Forbes reported that Musk sent Greg Brockman a text shortly before trial trying to push a settlement. If they did not settle, Musk wrote, Altman and Brockman would become 'the most hated men in America.' At the same time, Musk was narrowing his legal claims by dropping the fraud counts.

The settlement push and the public attack hitting at the same moment shows the two-pronged shape of Musk's strategy. Legally, narrow the claims and lift win probability. Publicly, lean on personal attacks to pressure OpenAI.

Microsoft's Internal Emails Surface, Too

OpenAI logo — at the center of Microsoft's $95 billion-scale investment structure
Court-revealed emails show Microsoft executives worrying about OpenAI jumping to AWS and badmouthing Azure

The trial also pulled in Microsoft's internal emails. According to Windows Central, court-revealed messages showed Microsoft executives worrying that OpenAI might jump to Amazon Web Services, and discussing the risk that OpenAI could badmouth Azure.

Microsoft executives also debated internally whether OpenAI was actually worth the massive compute investment. The candid views of the executives behind the $95 billion-scale investment structure were now court evidence.

The fraud claims were voluntarily dropped on April 25. Bloomberg reported that Musk withdrew them just before trial, narrowing 26 claims down to two. Fraud requires proving intent, and OpenAI could point to the fact that it publicly stood up its for-profit subsidiary in 2019 — a heavy evidentiary lift.

The two surviving claims focus on breach of nonprofit obligations. 'Breach of contract' and 'breach of fiduciary duty' carry a lower evidentiary threshold than fraud. The claims got narrower, but the volume of mudslinging only grew. That is the defining feature of this trial.
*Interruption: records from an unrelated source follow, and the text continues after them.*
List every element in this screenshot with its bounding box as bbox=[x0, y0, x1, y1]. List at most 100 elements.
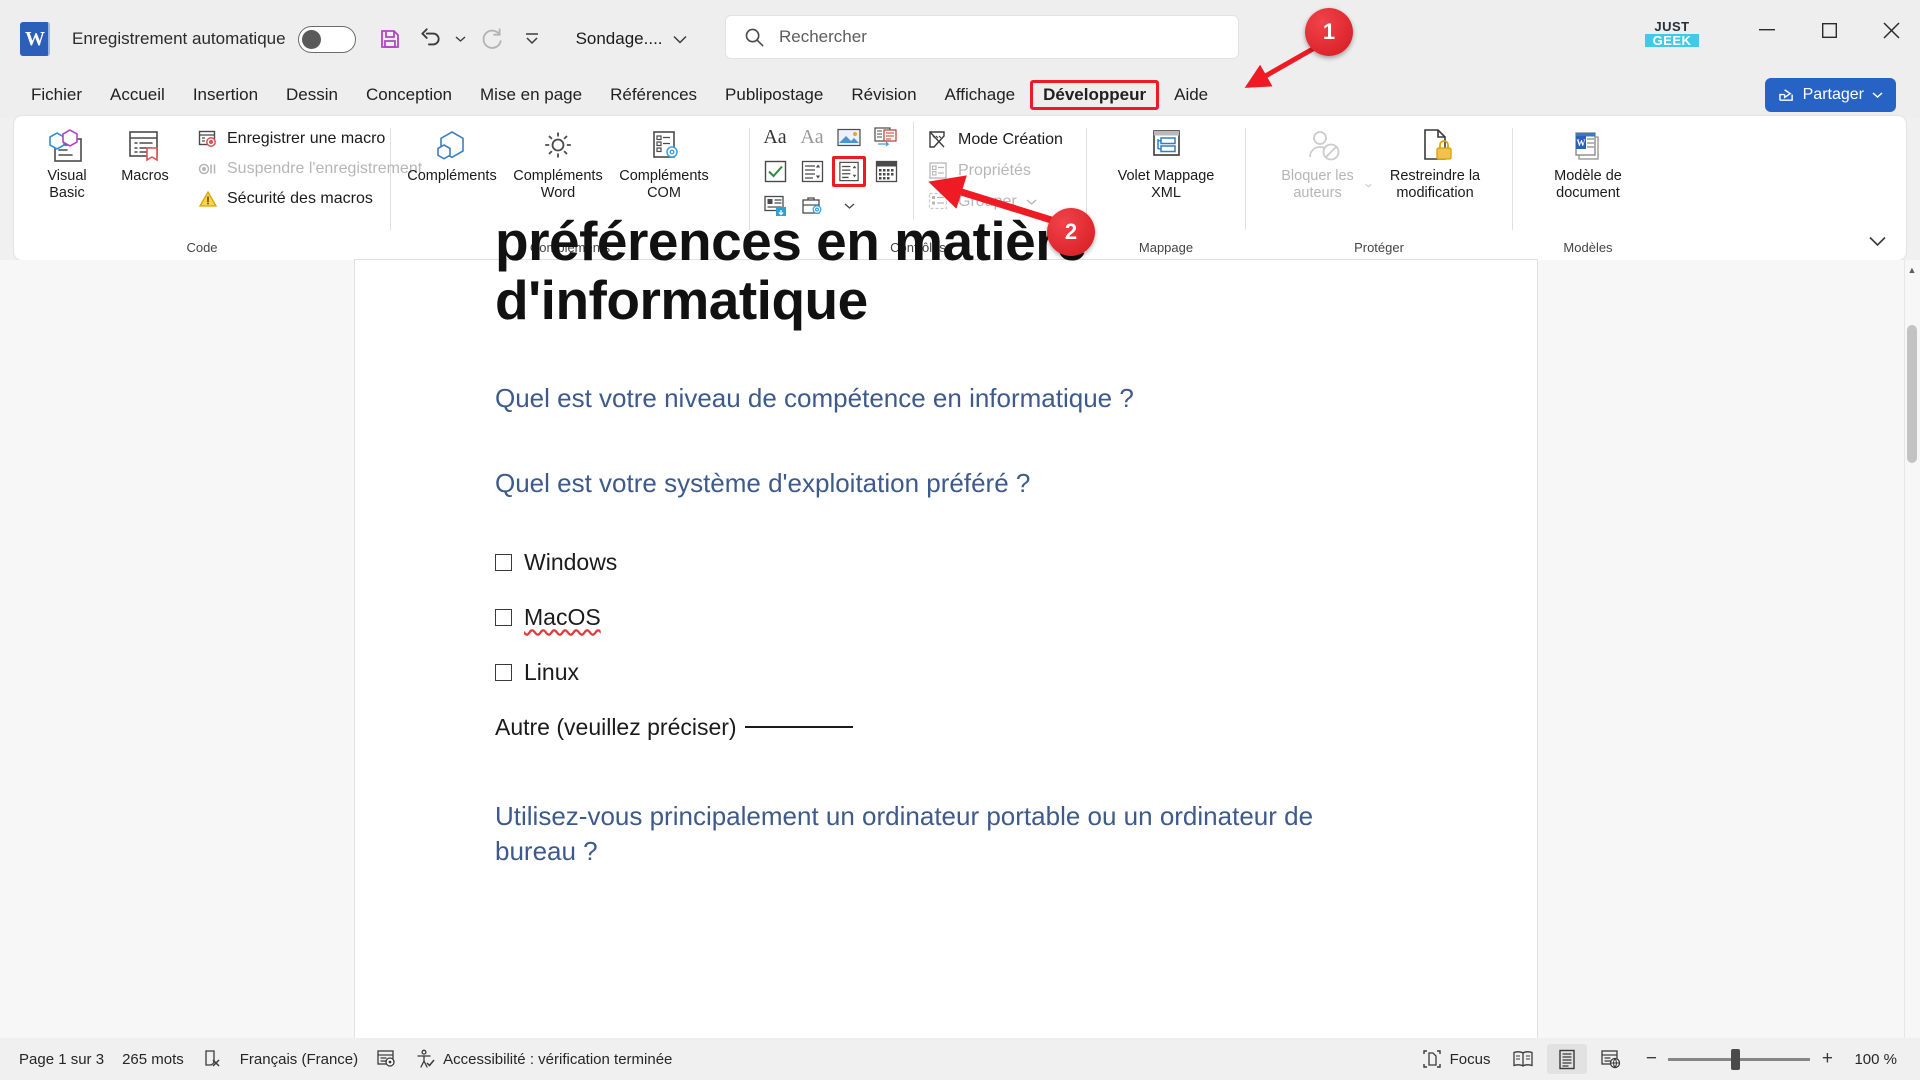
zoom-level[interactable]: 100 % bbox=[1845, 1048, 1906, 1071]
picture-content-control-icon[interactable] bbox=[832, 122, 866, 153]
autosave-toggle[interactable] bbox=[297, 25, 356, 53]
read-mode-view-button[interactable] bbox=[1503, 1044, 1543, 1074]
customize-quick-access-toolbar-button[interactable] bbox=[514, 21, 550, 57]
close-button[interactable] bbox=[1860, 0, 1920, 60]
record-macro-icon bbox=[198, 130, 216, 147]
chevron-down-icon bbox=[1365, 183, 1372, 187]
scroll-up-button[interactable]: ▲ bbox=[1905, 262, 1919, 278]
building-block-gallery-icon[interactable] bbox=[869, 122, 903, 153]
date-picker-content-control-icon[interactable] bbox=[869, 156, 903, 187]
tab-accueil[interactable]: Accueil bbox=[97, 80, 178, 110]
checkbox-option-macos[interactable]: MacOS bbox=[495, 604, 1397, 631]
plain-text-content-control-icon[interactable]: Aa bbox=[795, 122, 829, 153]
tab-insertion[interactable]: Insertion bbox=[180, 80, 271, 110]
block-authors-button: Bloquer les auteurs bbox=[1272, 122, 1374, 206]
document-question-3: Utilisez-vous principalement un ordinate… bbox=[495, 800, 1314, 866]
xml-mapping-pane-label: Volet Mappage XML bbox=[1117, 168, 1215, 202]
proofing-status-button[interactable] bbox=[193, 1046, 231, 1072]
justgeek-watermark: JUST GEEK bbox=[1645, 20, 1699, 48]
tab-publipostage[interactable]: Publipostage bbox=[712, 80, 836, 110]
visual-basic-button[interactable]: Visual Basic bbox=[30, 122, 104, 213]
record-macro-label: Enregistrer une macro bbox=[227, 130, 386, 147]
macros-label: Macros bbox=[121, 168, 169, 184]
focus-icon bbox=[1422, 1050, 1441, 1068]
com-addins-label: Compléments COM bbox=[619, 168, 709, 202]
print-layout-view-button[interactable] bbox=[1547, 1044, 1588, 1074]
word-addins-button[interactable]: Compléments Word bbox=[507, 122, 609, 206]
zoom-slider[interactable]: − + bbox=[1643, 1048, 1835, 1070]
ribbon-group-code: Visual Basic Macros Enregistrer une macr… bbox=[14, 116, 422, 260]
save-icon bbox=[380, 30, 399, 48]
checkbox-option-linux[interactable]: Linux bbox=[495, 659, 1397, 686]
tab-fichier[interactable]: Fichier bbox=[18, 80, 95, 110]
document-page[interactable]: préférences en matière d'informatique Qu… bbox=[355, 211, 1537, 1054]
zoom-track[interactable] bbox=[1668, 1048, 1811, 1070]
language-indicator[interactable]: Français (France) bbox=[231, 1048, 367, 1071]
autosave-label: Enregistrement automatique bbox=[72, 29, 286, 48]
minimize-button[interactable] bbox=[1736, 0, 1798, 60]
status-bar-right: Focus − + 100 % bbox=[1413, 1044, 1906, 1074]
restrict-editing-button[interactable]: Restreindre la modification bbox=[1384, 122, 1486, 206]
maximize-button[interactable] bbox=[1798, 0, 1860, 60]
undo-button[interactable] bbox=[412, 21, 448, 57]
plain-text-glyph: Aa bbox=[800, 126, 824, 148]
tab-mise-en-page[interactable]: Mise en page bbox=[467, 80, 595, 110]
word-addins-label: Compléments Word bbox=[513, 168, 603, 202]
addins-button[interactable]: Compléments bbox=[401, 122, 503, 206]
drop-down-list-content-control-icon[interactable] bbox=[832, 156, 866, 187]
checkbox-content-control-icon[interactable] bbox=[758, 156, 792, 187]
focus-label: Focus bbox=[1449, 1050, 1491, 1068]
document-name-label: Sondage.... bbox=[575, 29, 663, 48]
checkbox-option-windows[interactable]: Windows bbox=[495, 549, 1397, 576]
share-button[interactable]: Partager bbox=[1764, 78, 1896, 112]
fill-in-other[interactable]: Autre (veuillez préciser) bbox=[495, 714, 1397, 741]
page-indicator[interactable]: Page 1 sur 3 bbox=[10, 1048, 113, 1071]
rich-text-content-control-icon[interactable]: Aa bbox=[758, 122, 792, 153]
tab-dessin[interactable]: Dessin bbox=[273, 80, 351, 110]
search-input[interactable]: Rechercher bbox=[726, 16, 1238, 58]
xml-mapping-pane-button[interactable]: Volet Mappage XML bbox=[1115, 122, 1217, 206]
zoom-in-button[interactable]: + bbox=[1819, 1048, 1835, 1070]
chevron-down-icon bbox=[1872, 92, 1883, 99]
zoom-out-button[interactable]: − bbox=[1643, 1048, 1659, 1070]
undo-icon bbox=[420, 28, 440, 46]
minimize-icon bbox=[1759, 29, 1775, 31]
document-template-button[interactable]: W Modèle de document bbox=[1537, 122, 1639, 206]
pause-recording-icon bbox=[198, 163, 216, 175]
checkbox-label-linux: Linux bbox=[524, 658, 579, 685]
focus-mode-button[interactable]: Focus bbox=[1413, 1046, 1500, 1072]
display-settings-button[interactable] bbox=[367, 1046, 406, 1072]
status-bar: Page 1 sur 3 265 mots Français (France) bbox=[0, 1038, 1920, 1080]
undo-dropdown[interactable] bbox=[452, 21, 470, 57]
document-name-button[interactable]: Sondage.... bbox=[576, 29, 687, 49]
datepicker-icon bbox=[875, 160, 897, 183]
answer-space-1 bbox=[495, 414, 1397, 452]
web-layout-view-button[interactable] bbox=[1591, 1044, 1631, 1074]
justgeek-line2: GEEK bbox=[1645, 33, 1699, 48]
chevron-down-icon bbox=[844, 202, 854, 209]
rich-text-glyph: Aa bbox=[763, 126, 787, 148]
tab-conception[interactable]: Conception bbox=[353, 80, 465, 110]
tab-aide[interactable]: Aide bbox=[1161, 80, 1221, 110]
collapse-ribbon-button[interactable] bbox=[1862, 228, 1892, 254]
redo-button[interactable] bbox=[474, 21, 510, 57]
combo-icon bbox=[801, 160, 823, 183]
word-count[interactable]: 265 mots bbox=[113, 1048, 193, 1071]
tab-references[interactable]: Références bbox=[597, 80, 710, 110]
save-button[interactable] bbox=[372, 21, 408, 57]
design-mode-button[interactable]: Mode Création bbox=[920, 125, 1071, 154]
tab-developpeur[interactable]: Développeur bbox=[1030, 80, 1160, 110]
com-addins-button[interactable]: Compléments COM bbox=[613, 122, 715, 206]
zoom-thumb[interactable] bbox=[1731, 1048, 1741, 1070]
dropdown-icon bbox=[839, 161, 859, 182]
scrollbar-thumb[interactable] bbox=[1907, 325, 1917, 463]
annotation-badge-1: 1 bbox=[1305, 8, 1353, 56]
word-app-icon: W bbox=[20, 22, 50, 56]
tab-affichage[interactable]: Affichage bbox=[932, 80, 1029, 110]
checkbox-icon bbox=[495, 663, 512, 681]
combo-box-content-control-icon[interactable] bbox=[795, 156, 829, 187]
fill-in-other-label: Autre (veuillez préciser) bbox=[495, 713, 737, 740]
macros-button[interactable]: Macros bbox=[108, 122, 182, 213]
tab-revision[interactable]: Révision bbox=[838, 80, 929, 110]
accessibility-status-button[interactable]: Accessibilité : vérification terminée bbox=[406, 1046, 681, 1072]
Advisory Jury and the May 18 Clock

Oakland federal courthouse exterior
The Oakland federal courthouse. Judge Yvonne Gonzalez Rogers has the final say

One detail worth flagging. The jury in this trial is an 'advisory jury.' Non-binding. The final legal determination and any decision on remedies or damages all sit with Judge Yvonne Gonzalez Rogers.
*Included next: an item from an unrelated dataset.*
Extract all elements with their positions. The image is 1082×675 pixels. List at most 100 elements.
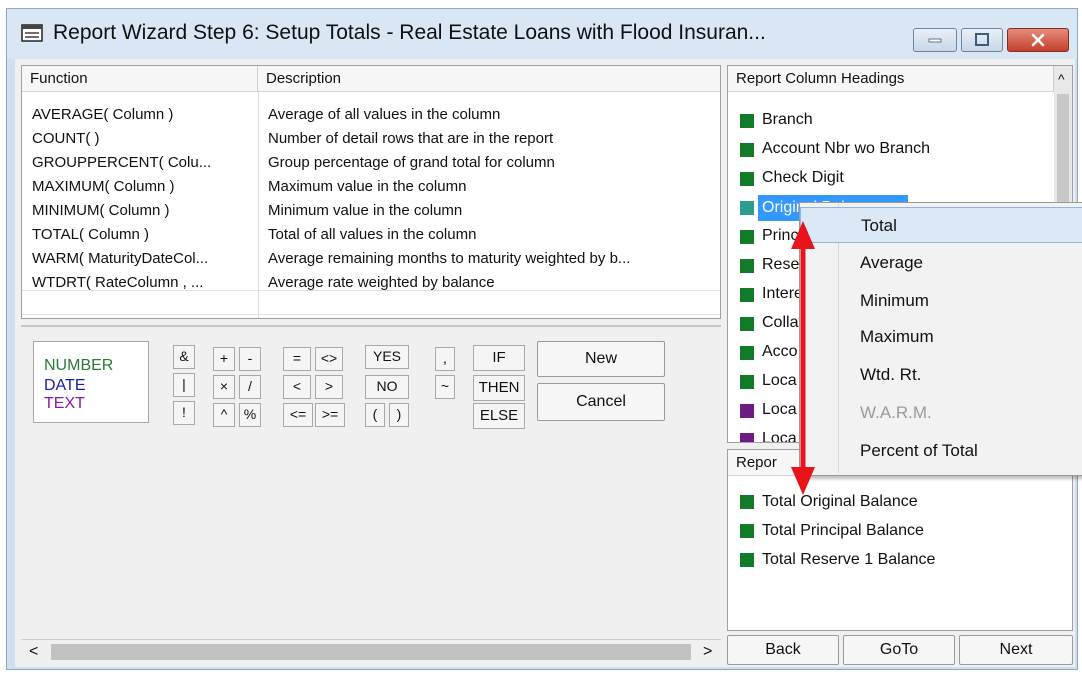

SFGate reports testimony in the liability phase wrapped on May 13, with deliberations expected to begin on May 18 after closing arguments. Axios said closing arguments themselves are set for Thursday, May 14.
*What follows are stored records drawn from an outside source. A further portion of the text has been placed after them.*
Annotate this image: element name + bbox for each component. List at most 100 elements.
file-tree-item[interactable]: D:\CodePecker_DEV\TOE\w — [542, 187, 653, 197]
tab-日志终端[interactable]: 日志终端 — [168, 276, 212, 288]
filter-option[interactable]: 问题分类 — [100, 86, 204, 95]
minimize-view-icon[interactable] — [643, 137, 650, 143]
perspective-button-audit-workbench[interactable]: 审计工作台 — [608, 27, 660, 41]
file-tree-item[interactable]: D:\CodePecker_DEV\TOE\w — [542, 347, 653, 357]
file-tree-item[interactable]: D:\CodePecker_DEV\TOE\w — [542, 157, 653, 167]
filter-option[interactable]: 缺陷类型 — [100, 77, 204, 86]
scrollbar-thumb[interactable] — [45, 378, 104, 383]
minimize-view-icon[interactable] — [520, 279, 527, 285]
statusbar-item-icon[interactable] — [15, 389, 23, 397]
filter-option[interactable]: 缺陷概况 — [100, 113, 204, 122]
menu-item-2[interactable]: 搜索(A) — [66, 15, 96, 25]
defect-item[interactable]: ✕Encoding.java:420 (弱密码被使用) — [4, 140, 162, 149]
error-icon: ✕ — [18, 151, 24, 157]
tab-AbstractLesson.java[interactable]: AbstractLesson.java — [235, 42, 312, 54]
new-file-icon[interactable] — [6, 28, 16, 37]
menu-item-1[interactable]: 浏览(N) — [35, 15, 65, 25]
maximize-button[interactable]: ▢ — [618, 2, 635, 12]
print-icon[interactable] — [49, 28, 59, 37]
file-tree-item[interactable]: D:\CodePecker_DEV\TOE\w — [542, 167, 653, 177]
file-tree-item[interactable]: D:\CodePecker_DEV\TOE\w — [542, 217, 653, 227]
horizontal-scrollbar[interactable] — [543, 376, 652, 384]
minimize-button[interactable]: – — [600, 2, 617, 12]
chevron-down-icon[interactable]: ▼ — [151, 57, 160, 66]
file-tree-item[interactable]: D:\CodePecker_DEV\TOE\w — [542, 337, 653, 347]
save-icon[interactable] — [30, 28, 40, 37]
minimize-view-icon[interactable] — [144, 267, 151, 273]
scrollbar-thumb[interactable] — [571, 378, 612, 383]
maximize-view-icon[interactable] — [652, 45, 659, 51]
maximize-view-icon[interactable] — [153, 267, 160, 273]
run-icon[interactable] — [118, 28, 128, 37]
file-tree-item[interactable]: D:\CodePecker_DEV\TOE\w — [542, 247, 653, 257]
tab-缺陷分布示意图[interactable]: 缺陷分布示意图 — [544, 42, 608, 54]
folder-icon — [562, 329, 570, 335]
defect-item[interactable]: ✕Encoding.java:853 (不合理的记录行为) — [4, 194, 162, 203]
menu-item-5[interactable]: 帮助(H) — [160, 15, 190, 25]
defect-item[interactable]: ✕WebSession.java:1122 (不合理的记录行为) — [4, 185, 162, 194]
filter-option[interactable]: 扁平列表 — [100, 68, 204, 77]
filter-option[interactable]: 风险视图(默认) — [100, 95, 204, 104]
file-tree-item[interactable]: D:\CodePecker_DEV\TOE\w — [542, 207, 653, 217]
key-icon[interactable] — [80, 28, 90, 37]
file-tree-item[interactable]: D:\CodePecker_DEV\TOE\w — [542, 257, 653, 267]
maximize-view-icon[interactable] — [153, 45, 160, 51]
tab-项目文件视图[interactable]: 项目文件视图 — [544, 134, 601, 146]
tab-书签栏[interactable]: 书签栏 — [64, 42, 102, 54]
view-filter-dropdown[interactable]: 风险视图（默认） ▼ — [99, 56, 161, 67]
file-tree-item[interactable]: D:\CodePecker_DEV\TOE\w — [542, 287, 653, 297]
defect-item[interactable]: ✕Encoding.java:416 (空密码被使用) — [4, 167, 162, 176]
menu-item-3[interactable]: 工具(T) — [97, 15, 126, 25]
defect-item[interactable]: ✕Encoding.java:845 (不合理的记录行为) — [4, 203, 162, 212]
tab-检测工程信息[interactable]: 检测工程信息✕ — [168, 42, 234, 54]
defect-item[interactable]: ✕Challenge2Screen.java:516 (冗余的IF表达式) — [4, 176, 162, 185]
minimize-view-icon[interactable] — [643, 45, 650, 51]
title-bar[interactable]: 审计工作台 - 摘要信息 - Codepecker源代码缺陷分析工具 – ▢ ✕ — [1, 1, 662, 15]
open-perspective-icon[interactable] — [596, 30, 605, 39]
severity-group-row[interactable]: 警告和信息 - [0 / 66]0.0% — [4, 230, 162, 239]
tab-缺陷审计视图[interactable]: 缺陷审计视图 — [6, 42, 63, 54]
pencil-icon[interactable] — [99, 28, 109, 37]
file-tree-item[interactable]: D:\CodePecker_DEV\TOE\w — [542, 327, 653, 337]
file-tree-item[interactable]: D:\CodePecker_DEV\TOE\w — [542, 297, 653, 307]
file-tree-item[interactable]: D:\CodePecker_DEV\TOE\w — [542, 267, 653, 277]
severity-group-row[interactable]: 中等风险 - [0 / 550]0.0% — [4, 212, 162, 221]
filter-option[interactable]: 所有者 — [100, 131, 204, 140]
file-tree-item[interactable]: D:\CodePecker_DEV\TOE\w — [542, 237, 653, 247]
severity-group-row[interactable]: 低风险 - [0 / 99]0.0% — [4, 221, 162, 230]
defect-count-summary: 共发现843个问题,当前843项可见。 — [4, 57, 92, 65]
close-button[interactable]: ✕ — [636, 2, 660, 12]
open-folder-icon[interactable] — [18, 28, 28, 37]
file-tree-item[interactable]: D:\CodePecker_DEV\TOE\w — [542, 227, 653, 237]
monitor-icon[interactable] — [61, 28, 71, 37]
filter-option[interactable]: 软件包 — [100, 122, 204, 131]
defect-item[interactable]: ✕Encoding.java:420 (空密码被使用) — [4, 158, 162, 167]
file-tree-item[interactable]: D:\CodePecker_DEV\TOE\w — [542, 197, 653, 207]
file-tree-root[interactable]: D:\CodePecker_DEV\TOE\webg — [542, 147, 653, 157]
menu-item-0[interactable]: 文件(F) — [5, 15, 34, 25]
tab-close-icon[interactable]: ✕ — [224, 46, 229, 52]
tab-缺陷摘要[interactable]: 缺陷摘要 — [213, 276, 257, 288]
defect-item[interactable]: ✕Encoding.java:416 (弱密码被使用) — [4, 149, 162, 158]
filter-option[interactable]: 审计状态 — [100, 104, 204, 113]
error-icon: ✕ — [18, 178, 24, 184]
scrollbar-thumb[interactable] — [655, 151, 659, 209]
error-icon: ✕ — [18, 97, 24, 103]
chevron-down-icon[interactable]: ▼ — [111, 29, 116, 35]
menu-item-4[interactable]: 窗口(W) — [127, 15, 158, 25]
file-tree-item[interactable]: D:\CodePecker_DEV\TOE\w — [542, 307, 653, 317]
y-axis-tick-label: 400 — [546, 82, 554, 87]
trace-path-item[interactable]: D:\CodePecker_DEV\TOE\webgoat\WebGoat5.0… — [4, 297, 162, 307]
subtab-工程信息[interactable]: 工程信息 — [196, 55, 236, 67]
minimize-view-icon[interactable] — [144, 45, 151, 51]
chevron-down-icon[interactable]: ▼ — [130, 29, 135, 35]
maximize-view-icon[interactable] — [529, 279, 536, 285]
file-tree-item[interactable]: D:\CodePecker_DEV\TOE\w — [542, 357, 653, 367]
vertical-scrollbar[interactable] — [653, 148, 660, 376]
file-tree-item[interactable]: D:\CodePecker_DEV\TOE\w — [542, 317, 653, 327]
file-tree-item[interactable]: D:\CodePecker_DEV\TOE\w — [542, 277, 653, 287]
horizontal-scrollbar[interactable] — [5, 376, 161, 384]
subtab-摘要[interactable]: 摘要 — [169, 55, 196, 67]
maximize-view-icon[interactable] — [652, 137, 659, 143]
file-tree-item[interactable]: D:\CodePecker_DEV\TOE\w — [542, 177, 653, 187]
Advisory juries are common in governance cases. The structure lets the judge borrow the jury's intuition while taking direct responsibility for the complex fiduciary and contractual analysis. The impression created by the mudslinging may influence the advisory verdict, but the final ruling rests on one judge's legal analysis.

Judge Yvonne Gonzalez Rogers presided over Epic vs Apple and has a known feel for big-tech governance jurisprudence. In front of a judge like that, the effect of personal attacks is generally limited.

Whoever Wins, OpenAI's Governance Won't Look the Same Again

This trial may look like a private feud between two billionaires, but it is the first time a U.S. federal court has seriously taken up how far an AI company can go in converting from a nonprofit origin to a for-profit structure. Whatever the ruling, it will be cited in future AI governance standards.

If OpenAI wins, the for-profit conversion model becomes a 'validated path.' Anthropic, xAI, and the next wave of pre-IPO AI startups can adopt the same structure with more confidence. If Musk wins even partially, both the $95 billion-scale Microsoft investment structure and OpenAI's IPO roadmap go under redesign pressure.

Testimony is done, closing arguments are next, and deliberations start on May 18. How much of the mudslinging actually makes it into the written ruling is still unknown, but one thing is clear: whoever wins when the ruling drops, OpenAI's governance will not be able to return to what it was.